The p53 protein, which stimulates apoptosis, is a guardian of the genome and is expressed in the presence of DNA damage. Therefore, the expression of p53 in tissues reveals an exposure to genotoxic stress, including radiation, chemical agents and ischemia (21). In the present study, we clearly detected the expression of p53 in the I/R group, and this expression decreased in the case of quercetin administration prior to I/R stress, which suggests that quercetin has a protective effect on DNA damage. In addition to this decrease in the level of apoptosis, the cell number increased in the I/R group, suggesting that quercetin also has a protective effect on cell injury and abnormal cell formation.

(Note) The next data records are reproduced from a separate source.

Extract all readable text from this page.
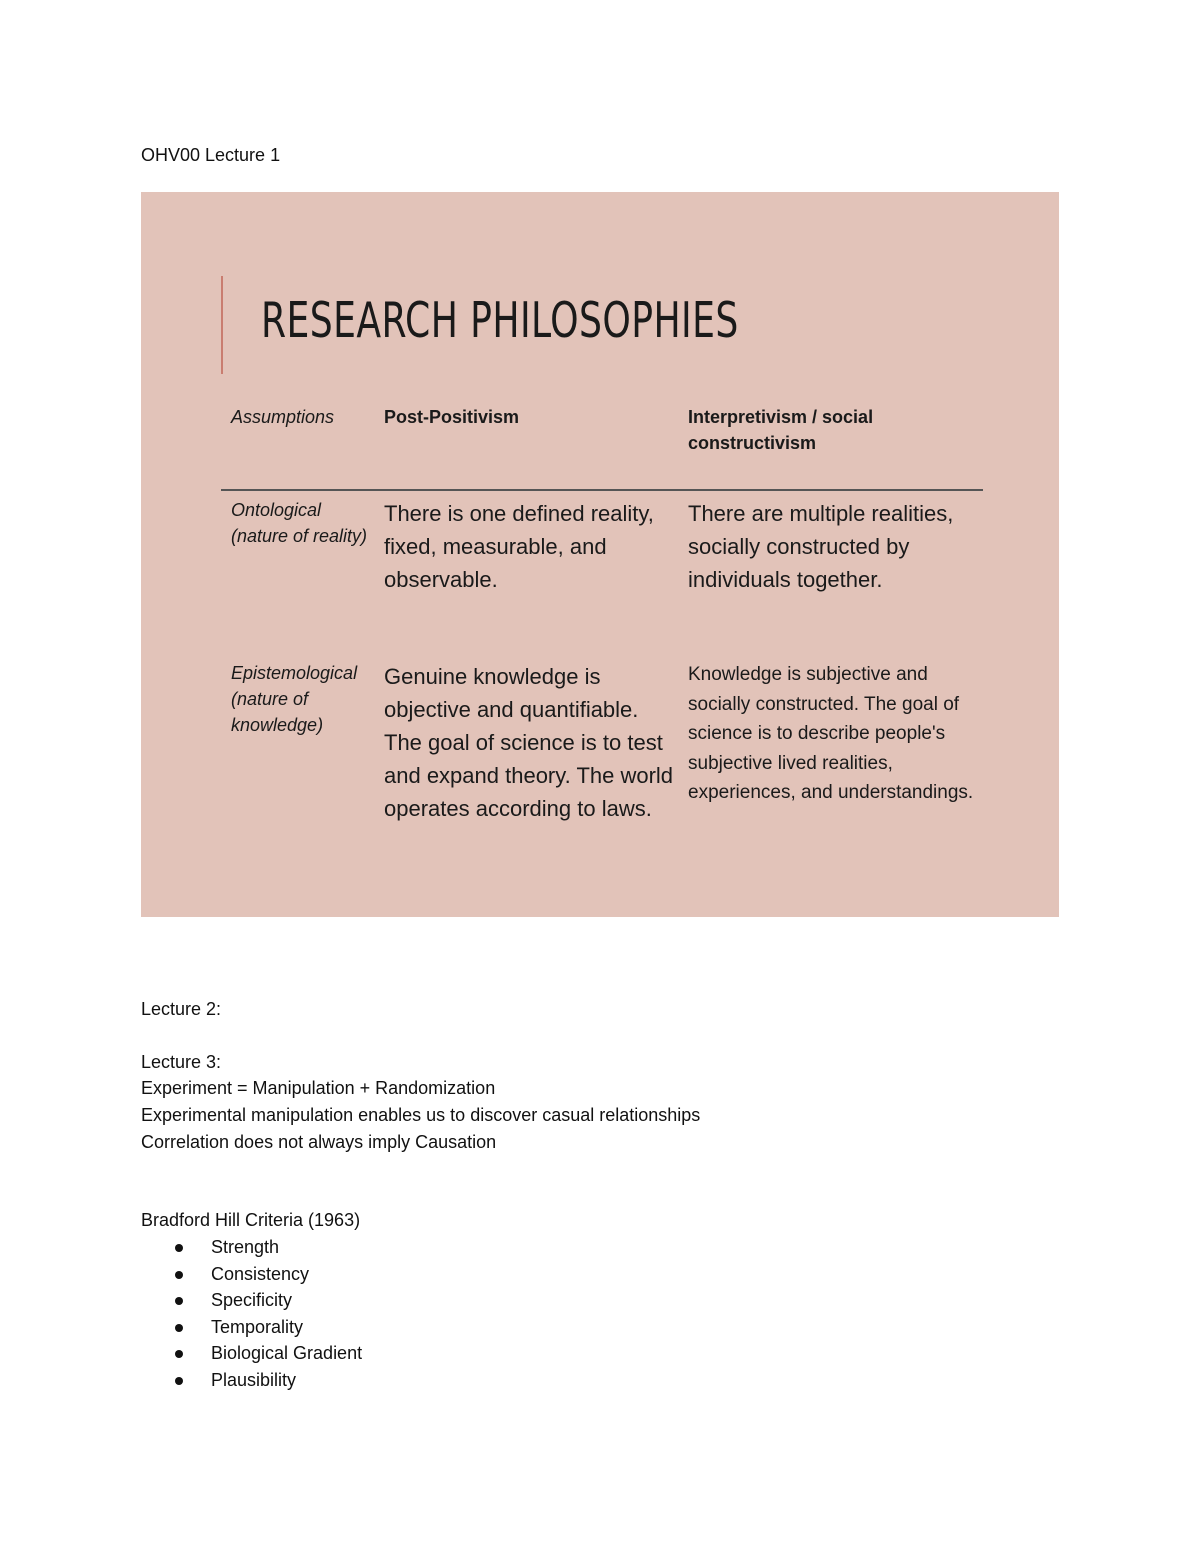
OHV00 Lecture 1
RESEARCH PHILOSOPHIES
Assumptions	Post-Positivism	Interpretivism / social constructivism
Ontological (nature of reality)
There is one defined reality, fixed, measurable, and observable.
There are multiple realities, socially constructed by individuals together.
Epistemological (nature of knowledge)
Genuine knowledge is objective and quantifiable. The goal of science is to test and expand theory. The world operates according to laws.
Knowledge is subjective and socially constructed. The goal of science is to describe people's subjective lived realities, experiences, and understandings.
Lecture 2:
Lecture 3:
Experiment = Manipulation + Randomization
Experimental manipulation enables us to discover casual relationships
Correlation does not always imply Causation
Bradford Hill Criteria (1963)
Strength
Consistency
Specificity
Temporality
Biological Gradient
Plausibility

Renal I/R activates NOS and increases the expression of NOS proteins (22,23). In spite of all the studies carried out, the role of NO in I/R remains controversial. Several studies have indicated that NO induces cellular cytotoxicity and tissue injury via lipid peroxidation, as well as DNA damage and pro-apoptotic effects in I/R injury (12,16,24). Conversely, there are studies which demonstrate that the increased activity of NOS is associated with reduced I/R-induced injury (25). Alterations in the expression of various NOS isoforms have been described in renal I/R injury (17). Vinas et al reported that, according to quantitative analysis, I/R increased the renal expression of iNOS compared to the control and that no differences were found between I/R and the various selective NOS inhibitors (17). In the present study, quantitative iNOS expression increased in the I/R group and no significant difference was observed between the I/R and quercetin treatment groups, similar to the Vinas et al study. Immunohistochemical analysis revealed higher eNOS expression in the I/R group; however, this was lower with quercetin treatment.
Within the experimental studies that have been carried out to date, we are unable to identify a study simultaneously investigating the effects of quercetin on apoptosis, p53, NF-κB and NOS gene expression in renal I/R injury. The results of the present study reveal that quercetin treatment in I/R-injured rat renal tissue reduces the injury by decreasing oxidative stress, apoptosis and p53, NF-κB and eNOS gene expressions.
In conclusion, quercetin not only has antioxidant and anti-apoptotic activities, but also an inhibitory effect on eNOS and NF-κB for renal tissue protection during I/R injury in rats. Therefore, quercetin may be used to protect renal tissue in I/R injury, which may develop during surgical procedures.